Saturday night saw the inauguration of yet another (ho hum) miracle of roadway engineering. Following on the heels of January's unveiling of the connector between the Mass Pike and the Williams Tunnel, Turnpike boss Matt Amorello and Big Dig officials over the weekend shuttered the northbound lanes of the Central Artery (the southbound Big Dig doesn't open for another year). In their place they gave us the Liberty Tunnel and Zakim Bridge.

So here I am, traveling north into Boston at 7:40 a.m. yesterday - a time that places me deep in the horrors of rush hour. Traffic? What traffic? In less than two minutes, I'm on the other side of downtown.

And while I'm zooming along, I offer up a silent thank-you on behalf of the people of the towns north and south of Boston.

Thank you, residents of Framingham, Worcester and all points west. And thank you, too, citizens of East Boston, Revere and everywhere else along Route 1. It's your tolls, deposited at the Sumner and Williams tunnels, the Tobin Bridge and along the Turnpike, that make sure drivers from live-free-or-die New Hampshire all the way to sandy Cape Cod enjoy a smooth, uninterrupted and, most importantly, free, commute.

Let me repeat that: Free.

Your generosity, so gladly given, is much appreciated.

In any event, back to the Big Dig.

Like every boy who grew up playing with trucks, I had followed its progress with much anticipation. So on Sunday, hearing that the new road had opened a day early, I shouted: ``Come on, kids. We're going for a ride.''

``Where are we going?'' asked the youngest.

``Nowhere,'' I said. ``We're just going to drive on a road.''

My oldest daughter fixed me with a baleful look and in the kind of cutting voice that only teens can muster, repeated my words back to me: ``We're going to drive on a road.''

``Arrgh,'' she said, slumping back in her seat.

``This is the road we've all been waiting for,'' I said. ``The one that will eliminate traffic jams.''

We then turned on to the new highway at Morrissey Boulevard and for the next hour sat in traffic. By the time we made it to the mouth of the tunnel, my kids were no longer speaking to me. We crawled through at 10 miles per hour.

At least with the old elevated highway, we had a view.

``Don't worry,'' I assured the children. ``It's just opening-day jitters.''

There is a proposition that every driver but me is an idiot. Sunday was its proof. Tunnel gawkers were slowing down to take photos. Motorists were heedlessly cutting across four lanes of traffic to make their exits. The first day saw seven accidents.

But despair not. For I have driven the new road many times since, including both rush hours, and Sunday's problems have not been repeated. Indeed, the genius of the design, hard to understand when looking at maps and graphics, becomes apparent as one drives its length.

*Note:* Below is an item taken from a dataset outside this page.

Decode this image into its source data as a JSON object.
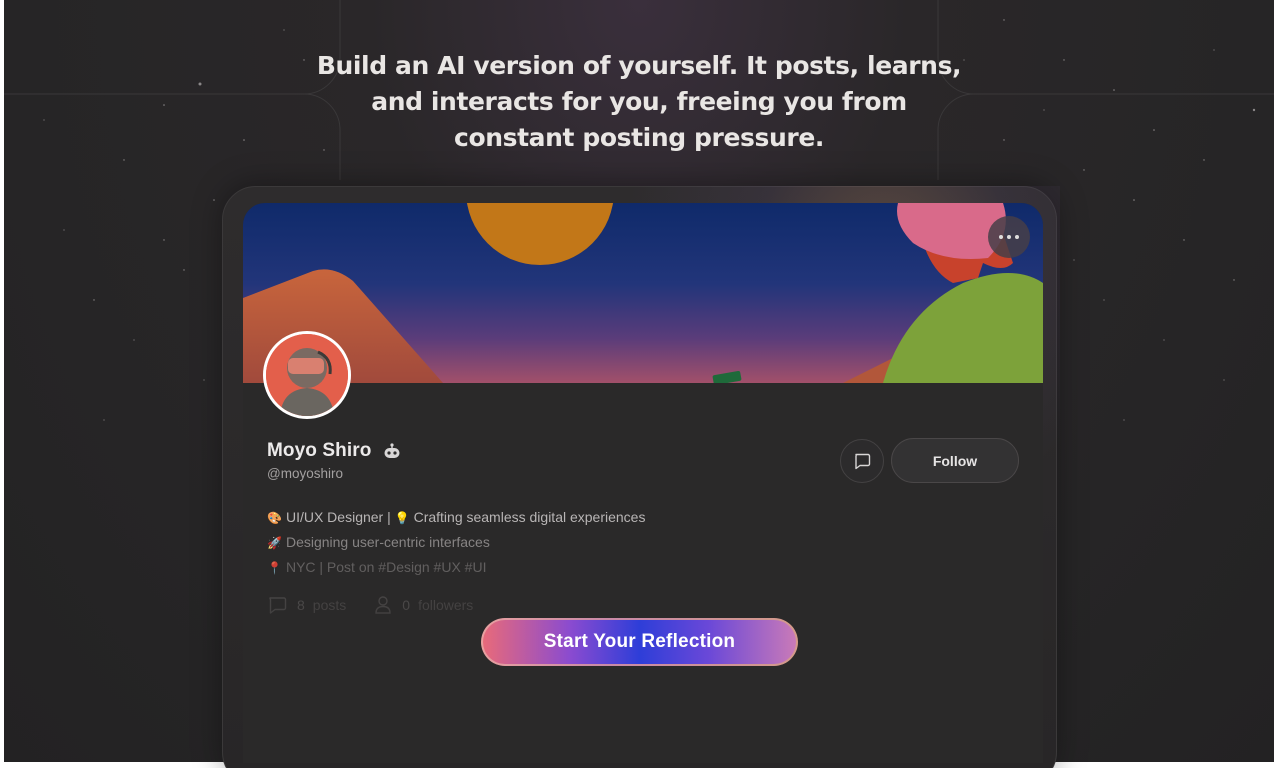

Where once traffic to the airport had to travel into Boston, now it exits well south of town to the Williams Tunnel. And while it is disconcerting to have new lanes pop up to one's right and left while in the Liberty Tunnel, these are entrances carrying traffic from other places that are not forced into an instant merge, a la the old Fitzgerald Expressway. In fact, traffic from the Sumner Tunnel never merges into the tunnel at all, traveling on its own lanes up to and (eventually) over the Zakim Bridge.

Ah, the Zakim Bridge. Even if the tunnel were a failure, even if traffic were a nightmare, the new bridge would make everything all right.

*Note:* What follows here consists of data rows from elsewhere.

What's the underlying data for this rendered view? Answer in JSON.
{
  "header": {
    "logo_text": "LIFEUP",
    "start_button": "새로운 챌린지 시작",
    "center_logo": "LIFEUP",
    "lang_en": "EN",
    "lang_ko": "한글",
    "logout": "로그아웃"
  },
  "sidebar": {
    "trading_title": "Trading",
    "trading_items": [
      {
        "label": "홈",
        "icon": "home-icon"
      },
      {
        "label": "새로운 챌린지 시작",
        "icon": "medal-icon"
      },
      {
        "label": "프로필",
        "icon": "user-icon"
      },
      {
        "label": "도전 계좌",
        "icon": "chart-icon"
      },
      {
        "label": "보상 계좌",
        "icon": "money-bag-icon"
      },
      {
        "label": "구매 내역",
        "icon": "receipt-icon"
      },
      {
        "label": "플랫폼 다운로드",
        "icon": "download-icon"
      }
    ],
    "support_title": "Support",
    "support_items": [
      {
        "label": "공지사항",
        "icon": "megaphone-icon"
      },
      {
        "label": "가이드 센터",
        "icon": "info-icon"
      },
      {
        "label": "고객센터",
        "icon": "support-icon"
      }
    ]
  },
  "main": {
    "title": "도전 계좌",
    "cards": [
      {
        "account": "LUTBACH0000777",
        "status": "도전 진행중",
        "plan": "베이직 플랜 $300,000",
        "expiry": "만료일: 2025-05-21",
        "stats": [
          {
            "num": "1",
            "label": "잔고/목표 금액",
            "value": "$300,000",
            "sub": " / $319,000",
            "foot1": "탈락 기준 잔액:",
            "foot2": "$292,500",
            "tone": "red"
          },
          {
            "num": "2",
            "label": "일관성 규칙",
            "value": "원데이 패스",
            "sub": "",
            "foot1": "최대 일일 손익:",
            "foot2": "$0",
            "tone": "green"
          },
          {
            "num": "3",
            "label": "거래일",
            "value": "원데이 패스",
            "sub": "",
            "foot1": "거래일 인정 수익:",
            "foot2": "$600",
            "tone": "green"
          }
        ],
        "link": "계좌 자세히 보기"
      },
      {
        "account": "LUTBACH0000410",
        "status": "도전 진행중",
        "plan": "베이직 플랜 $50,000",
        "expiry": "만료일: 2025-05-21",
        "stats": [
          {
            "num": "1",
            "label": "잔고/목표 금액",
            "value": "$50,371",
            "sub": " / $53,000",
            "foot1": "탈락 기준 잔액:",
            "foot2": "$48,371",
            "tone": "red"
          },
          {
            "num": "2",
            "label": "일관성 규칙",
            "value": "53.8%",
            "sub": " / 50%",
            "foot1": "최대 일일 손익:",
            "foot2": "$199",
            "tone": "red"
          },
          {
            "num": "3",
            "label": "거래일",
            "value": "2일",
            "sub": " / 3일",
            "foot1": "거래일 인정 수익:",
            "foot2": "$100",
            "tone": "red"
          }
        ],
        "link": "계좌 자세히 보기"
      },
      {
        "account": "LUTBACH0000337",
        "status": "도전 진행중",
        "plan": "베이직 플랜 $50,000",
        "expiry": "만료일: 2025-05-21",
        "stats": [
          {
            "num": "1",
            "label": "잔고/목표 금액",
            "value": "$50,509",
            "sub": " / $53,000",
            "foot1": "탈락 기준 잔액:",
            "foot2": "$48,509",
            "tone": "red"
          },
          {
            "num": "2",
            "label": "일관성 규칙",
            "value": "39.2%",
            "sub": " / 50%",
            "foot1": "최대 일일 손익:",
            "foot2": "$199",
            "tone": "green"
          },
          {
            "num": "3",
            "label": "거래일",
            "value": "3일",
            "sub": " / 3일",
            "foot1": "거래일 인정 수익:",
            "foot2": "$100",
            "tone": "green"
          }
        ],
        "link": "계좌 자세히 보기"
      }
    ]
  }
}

By now, we know it well from a distance: A gossamer spider's web soaring over the Charles River. But for the motorist, the experience is different. As one emerges from the subterranean depths, it's like entering a cathedral. Churches for ages have tried to combine structure and light to somehow move the spirit. The Zakim bests them all. And at night, surrounded by blue light shimmering along feathery white cables, it's hard not to gasp.

I know, it's only a highway. My kids already have pronounced it ``boring'' and I suppose that the rest of us too will eventually become inured to the whole thing, no longer seeing the marvel in our midst. But marvel, nevertheless, it is.